The Chorus (12a)

Oct 19, 2005
Cranbrook Film Society

A few weeks ago an article on Radio 4’s Today programme featured a young girl, eleven or twelve, who saved dozens of lives on a beach in the Far East when she identified the early signs that a tsunami might be on the way. At the end of the feature James Naughtie, the presenter, said, ‘I think there was a good Geography teacher lurking in the background there somewhere’.

I mention this as it’s a better place to begin thinking about this film about a teacher than with the fact that, though the committee really liked Les Choristes, it was panned by a lot of English critics as a sentimental, cliché-ridden film, corny and nostalgic, set comfortingly in the far off 1940s. Moreover it can be said to mark a perceptible decline in French cinema, in contrast to the hard-hitting, socially relevant films of ten years ago like Mathieu Kassovitz’s drama of the Parisian underclass, ‘La Haine’ (Hate).
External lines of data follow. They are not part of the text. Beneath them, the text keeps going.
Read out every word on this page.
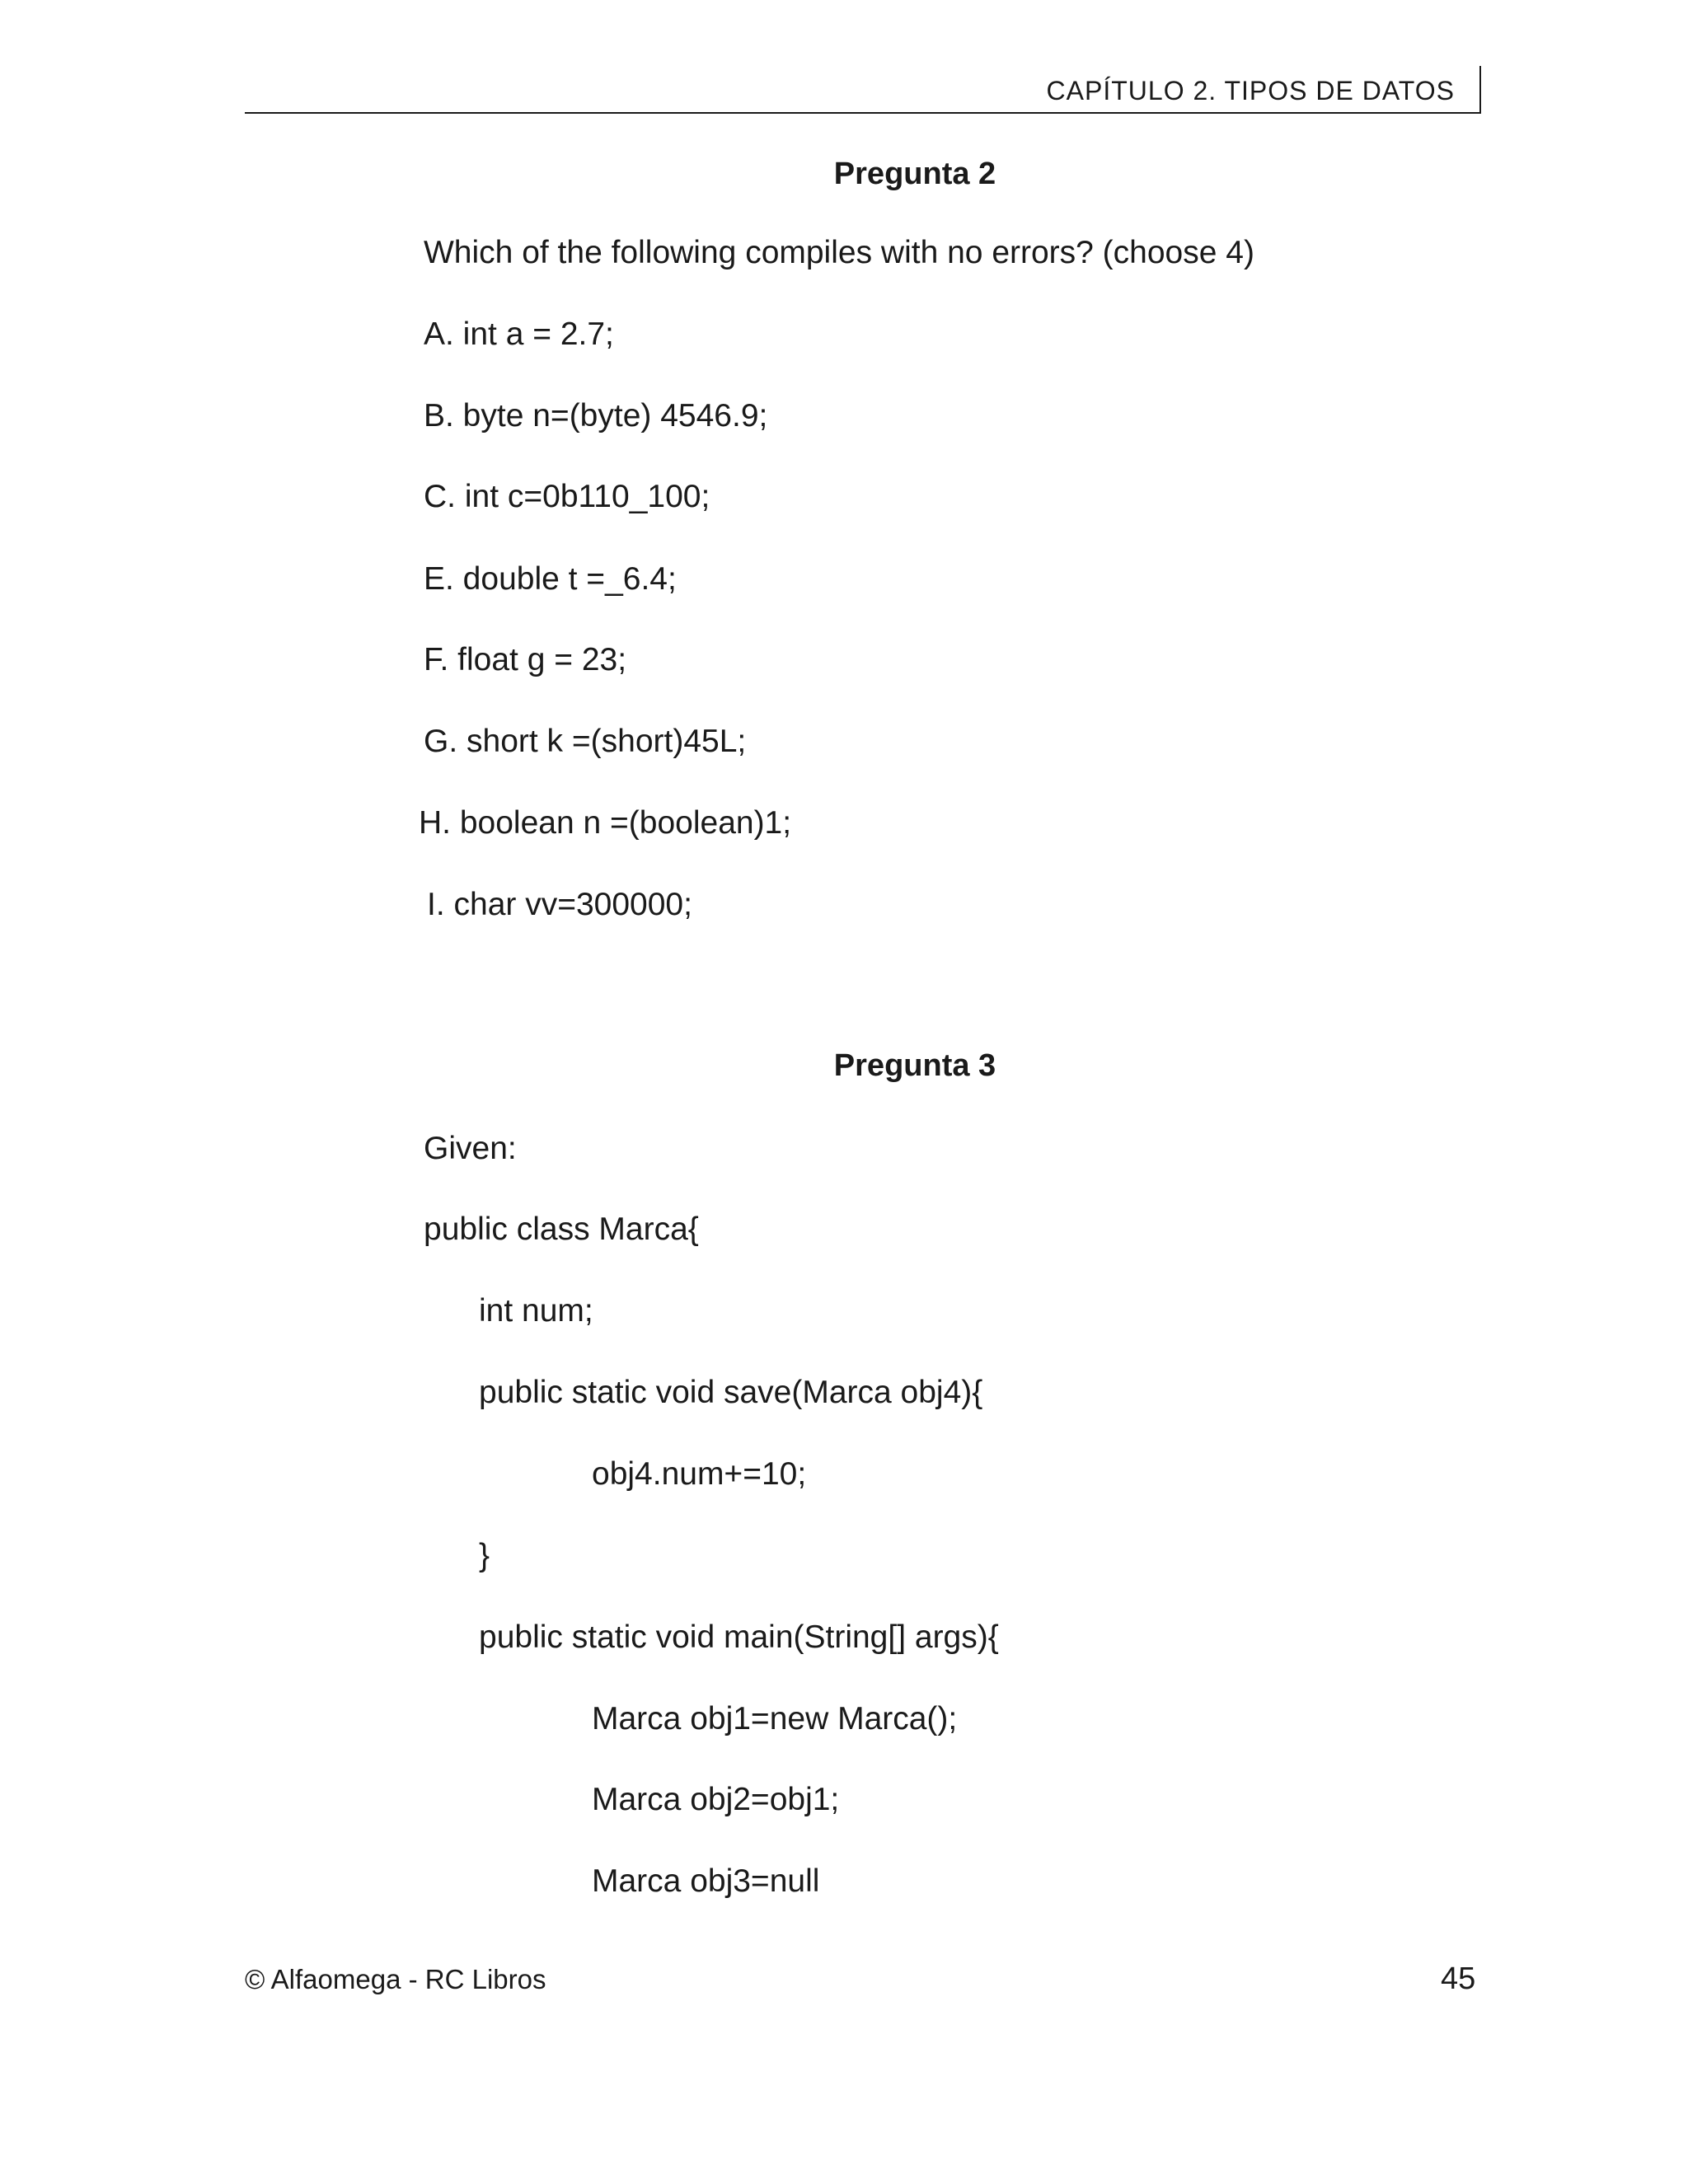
CAPÍTULO 2. TIPOS DE DATOS
Pregunta 2
Which of the following compiles with no errors? (choose 4)
A. int a = 2.7;
B. byte n=(byte) 4546.9;
C. int c=0b110_100;
E. double t =_6.4;
F. float g = 23;
G. short k =(short)45L;
H. boolean n =(boolean)1;
I. char vv=300000;
Pregunta 3
Given:
public class Marca{
int num;
public static void save(Marca obj4){
obj4.num+=10;
}
public static void main(String[] args){
Marca obj1=new Marca();
Marca obj2=obj1;
Marca obj3=null
© Alfaomega - RC Libros	45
And I guess if we’re honest, a title of Au Revoir Monsieur Les Pommes Frites would not be entirely inappropriate. But then a question might be why is it that so many films about teachers are both manipulative, sentimental and, as Les Choristes is, warm hearted and very enjoyable? The French public certainly enjoyed it. Les Choristes was the success story of French cinema in 2004 out-grossing Shrek2 or Harry Potter 3 at the French box office. It has since topped the DVD chart and a million copies of its soundtrack have been sold.
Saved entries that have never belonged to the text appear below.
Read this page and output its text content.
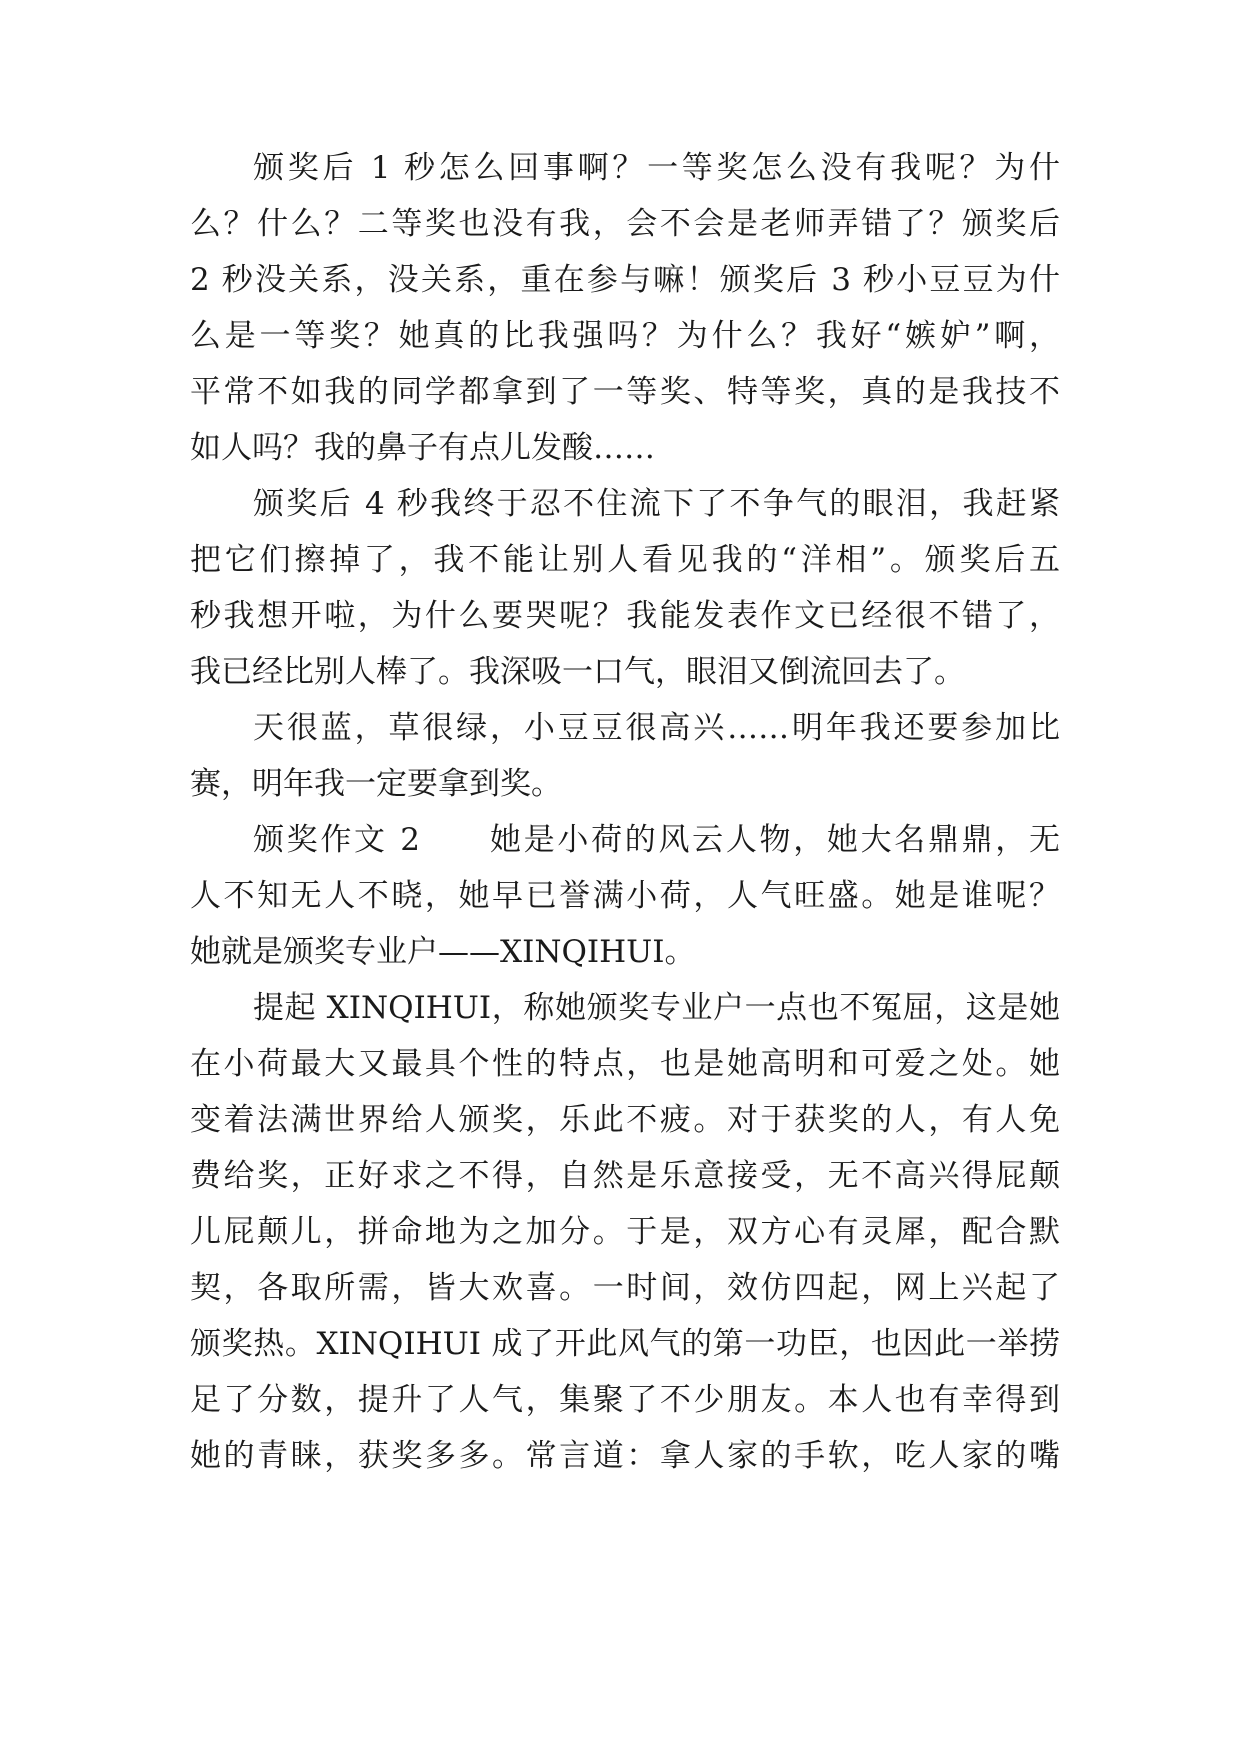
颁奖后 1 秒怎么回事啊？一等奖怎么没有我呢？为什
么？什么？二等奖也没有我，会不会是老师弄错了？颁奖后
2 秒没关系，没关系，重在参与嘛！颁奖后 3 秒小豆豆为什
么是一等奖？她真的比我强吗？为什么？我好“嫉妒”啊，
平常不如我的同学都拿到了一等奖、特等奖，真的是我技不
如人吗？我的鼻子有点儿发酸……
颁奖后 4 秒我终于忍不住流下了不争气的眼泪，我赶紧
把它们擦掉了，我不能让别人看见我的“洋相”。颁奖后五
秒我想开啦，为什么要哭呢？我能发表作文已经很不错了，
我已经比别人棒了。我深吸一口气，眼泪又倒流回去了。
天很蓝，草很绿，小豆豆很高兴……明年我还要参加比
赛，明年我一定要拿到奖。
颁奖作文 2　　她是小荷的风云人物，她大名鼎鼎，无
人不知无人不晓，她早已誉满小荷，人气旺盛。她是谁呢？
她就是颁奖专业户——XINQIHUI。
提起 XINQIHUI，称她颁奖专业户一点也不冤屈，这是她
在小荷最大又最具个性的特点，也是她高明和可爱之处。她
变着法满世界给人颁奖，乐此不疲。对于获奖的人，有人免
费给奖，正好求之不得，自然是乐意接受，无不高兴得屁颠
儿屁颠儿，拼命地为之加分。于是，双方心有灵犀，配合默
契，各取所需，皆大欢喜。一时间，效仿四起，网上兴起了
颁奖热。XINQIHUI 成了开此风气的第一功臣，也因此一举捞
足了分数，提升了人气，集聚了不少朋友。本人也有幸得到
她的青睐，获奖多多。常言道：拿人家的手软，吃人家的嘴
To the charge that the film is unrealistic, writer-composer-director, Christophe Barratier readily pleads guilty. He wanted, in remaking the 1945 film ‘La Cage aux Rossignols’ to make ‘studio cinema, a cinema of decors, a cinema of the fake, of re-creation,’ allowing him to ‘escape from the contemporary world’. The young first-time director openly acknowledged that he could not set the film in today’s world because he would have had to ‘get into’ delinquency, unemployment, etc. He indeed takes the artifice of the genre a stage further by substituting the voices of a real professional boys’ choir, Les Petits Chanteurs de Saint Marc, for that of the young actors, and this is fairly obvious the moment the young ragamuffins open their mouths to sing.

So it’s a socially irrelevant, highly contrived and sentimental exercise and yet it works. Why? Because it is sincerely sentimental. This is not because it’s true to the boys’ experience; after all these are the equivalents of the damaged delinquents Barratier can’t deal with in contemporary France, and certainly not true to the real experience of being a teacher. Our hero, the teacher, Mathieu, really is, as my son would say, ‘sad’, but it is true to the sentimental, nostalgic view pupils take of their old teachers when they get to adulthood. Teachers are thought of, like Naughtie’s Geography teacher, as ‘in the shadows somewhere’, not quite making it, like Mathieu, in what they really wanted to do. In the hackneyed phrase, ‘those who can’t, teach’. And yet they are also, for many adolescents, stepping stones, tender in memory, into adulthood.

Out for a drink, with an old teaching friend, burly men you’d be careful not to brush up against in the street, would gingerly approach, ‘Excuse me, you’re Mr Molloy, aren’t you? You taught me, early eighties…I knew it was you’. (Remember the brilliant café scene in last season’s ‘L’homme du Train’). And my friend Peter would have no idea who they were and yet their affection for their memories of ‘sir’ were as obvious as their smiles. In truth most pupils mean far less to their teachers than, in time, they do to them. The centres of their lives are elsewhere than their jobs, just like everybody else, yet the fact that they ‘lurk’ in the minds of their former pupils, for good, in both senses of the word, is why the film works.